AI scientist Richard Sutton, often called the ‘father of reinforcement learning’, wrote a blog post in early 2019 titled ‘The bitter lesson’, saying that AI methods that leverage computation are better and more accurate than those that leverage human knowledge. This mindset divides the AI industry, but what is indisputable is that relying on increasing amounts of compute and data requires ever-increasing power and other infrastructure, which is directly proportional to a rising carbon footprint. For a full grasp of AI’s carbon impact, it is not enough to scrutinize the compute costs incurred by training large models.

Here’s the fact, companies are hesitant to share data about their energy mix. Greenpeace’s Clicking Clean report from 2017 says that many companies who had committed to a 100 percent renewable future are more in a state of status quo than on a transformational path — in fact, despite net-zero-by-2040 pledges, Amazon’s emissions increased by 15 percent last year. The report also points out that despite a drive towards renewable energy in significant markets, in others there has been a concomitant push for fossil-fuel-based energy. One such example is Virginia, USA, the data centre hub of the world, where only 1 percent of electricity comes from renewable sources. Then, there is the nexus of Big Data with Big Oil, the report says. Amazon, Google, Microsoft, Royal Dutch Shell and many others market their AI solutions to companies that work on fossil fuel extraction and use.

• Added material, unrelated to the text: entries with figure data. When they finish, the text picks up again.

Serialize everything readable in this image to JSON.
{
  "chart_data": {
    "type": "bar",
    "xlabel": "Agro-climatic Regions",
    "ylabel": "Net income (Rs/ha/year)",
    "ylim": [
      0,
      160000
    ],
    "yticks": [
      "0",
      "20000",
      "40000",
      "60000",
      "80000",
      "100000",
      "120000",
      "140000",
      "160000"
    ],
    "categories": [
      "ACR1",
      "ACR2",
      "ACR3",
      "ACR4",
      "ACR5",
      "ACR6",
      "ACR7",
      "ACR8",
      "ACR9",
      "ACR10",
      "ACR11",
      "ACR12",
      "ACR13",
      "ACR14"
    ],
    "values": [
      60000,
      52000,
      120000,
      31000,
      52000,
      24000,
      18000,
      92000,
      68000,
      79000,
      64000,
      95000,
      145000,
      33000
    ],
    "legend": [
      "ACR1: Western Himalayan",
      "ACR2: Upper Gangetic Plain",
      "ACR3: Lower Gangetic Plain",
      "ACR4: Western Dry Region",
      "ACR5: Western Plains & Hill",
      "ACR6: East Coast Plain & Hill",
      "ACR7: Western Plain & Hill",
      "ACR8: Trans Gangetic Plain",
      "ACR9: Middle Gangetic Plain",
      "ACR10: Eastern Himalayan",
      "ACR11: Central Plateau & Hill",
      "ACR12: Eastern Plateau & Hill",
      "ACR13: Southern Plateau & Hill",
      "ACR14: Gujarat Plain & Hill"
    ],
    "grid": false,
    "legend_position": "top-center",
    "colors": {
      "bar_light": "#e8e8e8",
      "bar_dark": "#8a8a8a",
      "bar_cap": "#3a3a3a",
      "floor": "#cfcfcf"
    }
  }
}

The Copenhagen Centre on Energy Efficiency, a partnership between the United Nations Environment Programme and the Technical University of Denmark, is a research and advisory work on climate, energy and sustainable development. Gabriela Prata Dias, head of the centre, and Xiao Wang, programme officer, stress that environmental sustainability should be considered as one of the principles towards responsible development and application of AI:

  • “It is important to note that AI is not only just a tool but a resource demander…[and] the benefits of using such technology should outweigh its drawbacks.”

At the same time, AI development and utilisation breeds a lack of transparency and accountability regarding its environmental impact. Certain companies put their financial well-being and competitive edge ahead of any potential negative effects that AI technologies may have on the environment. Users find it challenging to completely appreciate their environmental footprint due to the complexity of AI systems. Accurate evaluation of their carbon footprint or potential environmental impact is hampered by the secretive methods and hidden data used to train AI models. 

Finally, in order to solve this, more transparent procedures and laws that ensure the creation and application of AI are in line with environmental concerns, are necessary. A responsible approach to AI that prioritizes sustainability will be made possible by working toward greater accountability.